Maroc : Jamila El Moussali, la « féministe islamiste » du PJD
La secrétaire d’État chargée de l’Artisanat et de l’économie sociale, Jamila El Moussali, a été élue le week-end dernier à la tête de l’organisation des femmes du parti de la justice et du développement (PJD). Portrait d’une « féministe islamiste ».
C’est une figure de la deuxième génération que le PJD a choisi pour piloter sa section féminine. Jamila El Moussali, 49 ans, secrétaire d’État à l’Artisanat, a été élue nouvelle présidente de l’Organisation des femmes du PJD à l’issue de son deuxième Congrès qui s’est tenu le samedi 5 mai à Bouznika (40 km au sud de Rabat). Elle succède à Bassima Hakkaoui, actuelle ministre de la Famille et de la solidarité, à la tête de cette instance depuis sa création en 2011.
Jamila Em Moussali a fait ses classes au sein du parti islamiste, qu’elle a intégré du temps où elle était à l’université. Alors membre actif de l’influente organisation estudiantine du parti, elle a croisé le fer avec les gauchistes dans les années 1990. « Elle fait partie de la deuxième classe dirigeante du PJD qui a gravi les échelons petit à petit », témoigne un de ses collègues au parti.
Spécialiste de la « question de la femme », à laquelle elle a consacré de nombreux ouvrages académiques, cette docteure en Histoire a fait partie du noyau dur du PJD qui a mené bataille contre les modernistes, au tout début des années 2000, sur la réforme du Code du statut personnel, la Moudawana. À l’époque, Bassima Hakkaoui et Khadija Moufid se faisaient les porte-voix du parti islamiste sur la nécessité de préserver la polygamie et sur « le danger d’une nouvelle loi qui veut simplement faire plaisir à l’Occident ».
Dans les coulisses
« Bien qu’elle ait un discours pragmatique, Jamila Mossali n’aime pas se mettre en avant. Elle évite l’exposition médiatique », affirme l’une de ses collègues au parti. Pourtant, on lui reconnaît un rôle crucial dans la diffusion de la pensée islamiste à travers l’association du Renouveau de la conscience féminine, bras idéologique du PJD sur les questions liées à la femme.
Dans les années 2000, elle multipliait les conférences sur « le féminisme islamiste », un concept qui s’est imposé dans le sillage de la montée des partis islamistes dans le monde arabe et les menaces que cela faisait planer sur les droits des femmes.
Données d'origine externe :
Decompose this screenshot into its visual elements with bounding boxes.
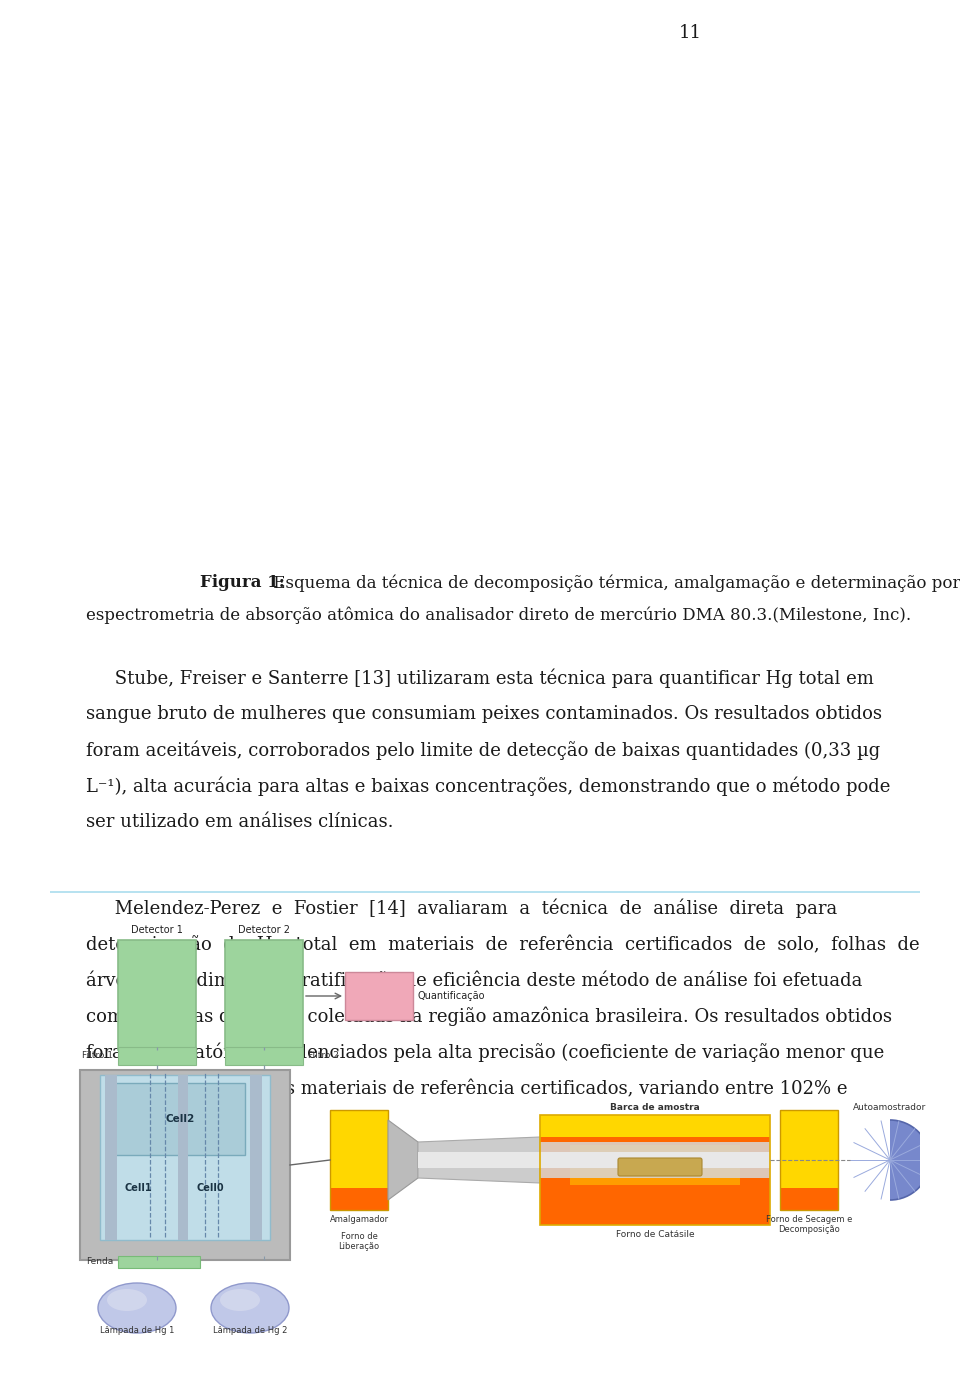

Elle et ses consoeurs prônaient une émancipation féminine à l’ombre du Coran et de la souna, mettant en avant l’importance du respect du « rôle de la femme au sein de la famille ».
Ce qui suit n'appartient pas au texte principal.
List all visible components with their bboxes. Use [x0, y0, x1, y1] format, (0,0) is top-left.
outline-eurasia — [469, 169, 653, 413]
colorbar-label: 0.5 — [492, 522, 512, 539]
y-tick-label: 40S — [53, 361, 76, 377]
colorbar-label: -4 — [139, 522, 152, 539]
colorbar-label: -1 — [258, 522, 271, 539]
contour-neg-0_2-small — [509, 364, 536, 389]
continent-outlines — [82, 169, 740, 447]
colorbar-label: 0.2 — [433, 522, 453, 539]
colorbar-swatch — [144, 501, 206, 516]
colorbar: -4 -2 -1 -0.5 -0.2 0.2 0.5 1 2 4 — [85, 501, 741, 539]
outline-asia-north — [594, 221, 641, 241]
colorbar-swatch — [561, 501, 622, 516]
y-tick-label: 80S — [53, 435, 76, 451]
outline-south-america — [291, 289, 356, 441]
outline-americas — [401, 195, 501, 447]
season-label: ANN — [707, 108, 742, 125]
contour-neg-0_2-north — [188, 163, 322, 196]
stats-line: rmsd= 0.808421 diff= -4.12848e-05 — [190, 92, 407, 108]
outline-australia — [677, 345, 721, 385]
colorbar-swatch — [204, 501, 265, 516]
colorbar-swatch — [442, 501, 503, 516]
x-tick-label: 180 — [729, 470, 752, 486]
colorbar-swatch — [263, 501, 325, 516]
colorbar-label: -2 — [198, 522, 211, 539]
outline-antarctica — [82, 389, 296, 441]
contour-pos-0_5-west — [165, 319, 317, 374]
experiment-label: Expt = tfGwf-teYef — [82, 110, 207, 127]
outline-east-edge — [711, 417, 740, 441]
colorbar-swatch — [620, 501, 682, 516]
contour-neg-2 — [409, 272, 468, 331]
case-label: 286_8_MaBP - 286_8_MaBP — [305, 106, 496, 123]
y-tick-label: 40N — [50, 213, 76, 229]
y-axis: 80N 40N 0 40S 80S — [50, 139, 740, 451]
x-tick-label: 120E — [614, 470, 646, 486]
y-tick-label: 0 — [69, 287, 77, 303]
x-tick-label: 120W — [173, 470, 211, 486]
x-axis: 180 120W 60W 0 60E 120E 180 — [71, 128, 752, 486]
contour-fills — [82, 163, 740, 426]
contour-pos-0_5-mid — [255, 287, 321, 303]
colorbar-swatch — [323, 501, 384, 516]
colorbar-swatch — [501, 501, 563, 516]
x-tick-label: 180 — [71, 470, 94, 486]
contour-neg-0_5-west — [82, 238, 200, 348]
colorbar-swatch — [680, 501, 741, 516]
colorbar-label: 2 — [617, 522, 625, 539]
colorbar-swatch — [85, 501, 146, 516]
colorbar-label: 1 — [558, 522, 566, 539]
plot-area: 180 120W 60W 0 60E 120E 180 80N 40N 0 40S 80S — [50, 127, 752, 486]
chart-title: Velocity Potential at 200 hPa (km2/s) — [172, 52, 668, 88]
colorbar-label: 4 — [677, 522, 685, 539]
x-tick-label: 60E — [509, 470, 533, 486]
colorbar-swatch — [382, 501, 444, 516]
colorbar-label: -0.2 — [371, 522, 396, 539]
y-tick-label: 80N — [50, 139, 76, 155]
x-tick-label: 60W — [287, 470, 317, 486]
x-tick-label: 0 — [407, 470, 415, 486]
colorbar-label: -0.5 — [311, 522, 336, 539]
Contrairement à une Bassima Hakkaoui fougueuse qui dénonce régulièrement « les dérives morales de la société marocaine » – lui valant, au passage, l’animosité des associations féministes – Jamila Mossali manie les formules plus politiquement correctes pour exprimer la même ligne.
Cependant, à l’exception de son leitmotiv sur l’accession des femmes aux postes à responsabilités et leur représentativité politique, elle ne s’est pas illustrée par des positions avant-gardistes sur les grands débats d’actualité. À titre d’exemple, elle évite soigneusement de parler de l’avortement, alors que certains de ses collègues masculins du PJD, Saadeddine El Othmani en l’occurrence, osent des positions plus hardies.
Le clan des ministres anti-Benkirane
Parlementaire du PJD depuis 2002, elle devient ministre en avril 2015. Cette année-là, elle remplace au pied levé sa collègue du PJD, Soumaya Benkhaldoun, déchue de son poste de ministre déléguée à l’Enseignement supérieur suite à un scandale de polygamie – elle s’est révélée être la seconde épouse du ministre islamiste Lahbib Choubani – qui avait ébranlé le gouvernement Benkirane.
Fin 2017, au moment où l’ancien secrétaire général du PJD, Abdelilah Benkirane, bataillait en coulisses pour décrocher un troisième mandat, Jamila El Moussali faisait partie du clan des ministres qui demandait un changement de leadership. « Elle était proche de Benkirane mais a choisi l’autre option, la plus équilibrée », assure un de ses collègues au parti.